In whatever arena of life one may meet the challenge of courage, whatever may be the sacrifices he faces if he follows his conscience – the loss of his friends, his fortune, his contentment, even the esteem of his fellow men – each man must decide for himself the course he will follow. The stories of past courage can define that ingredient – they can teach, they can offer hope, they can provide inspiration. But they cannot supply courage itself. For this each man must look into his own soul.

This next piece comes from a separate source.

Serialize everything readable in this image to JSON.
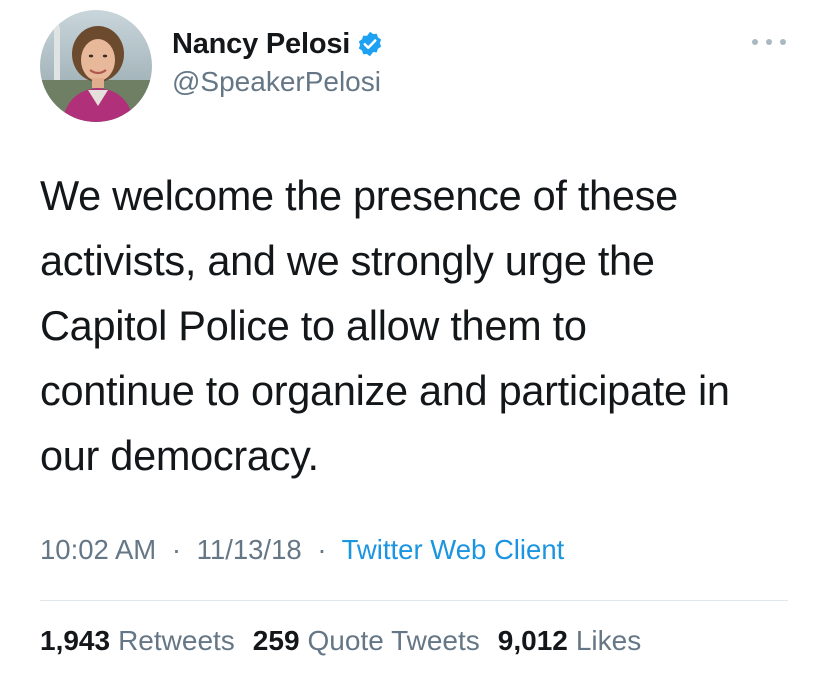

Past recipients of the John F. Kennedy Profile in Courage Award are Afghan physician and human rights activist Dr. Sima Samar; former North Carolina State Representative Cindy Watson; former Oklahoma State Senator Paul Muegge; former Georgia Governor Roy Barnes; former South Carolina Governor David Beasley; former Georgia State Representative Dan Ponder, Jr.; United Nations Secretary-General Kofi Annan; former Palos Heights, Illinois, Mayor Dean Koldenhoven; former U.S. President Gerald Ford; former California State Senator Hilda Solis; U.S. Senator John McCain of Arizona; U.S. Senator Russell Feingold of Wisconsin; Garfield County, Montana Attorney Nickolas Murnion; Circuit Court Judge of Montgomery County, Alabama Charles Price; former Calhoun County, Georgia School Superintendent Corkin Cherubini; former U.S. Congressman Michael Synar of Oklahoma; U.S. Congressman Henry Gonzalez of Texas; former New Jersey Governor James Florio; former Connecticut Governor Lowell Weicker, Jr.; former U.S. Congressman Charles Weltner of Georgia; and former U.S. Congressman Carl Elliott, Sr. of Alabama.

Special Profile in Courage Awards have been presented to the Irish Peacemakers, eight political leaders of Northern Ireland and the American chairman of the peace talks, in recognition of the extraordinary political courage they demonstrated in negotiating the historic Good Friday Peace Agreement and America’s public servants who demonstrated extraordinary courage and heroism in response to the terrorist attacks of September 11, 2001. A Profile in Courage Award for Lifetime Achievement has also been presented to U.S. Congressman John Lewis of Georgia.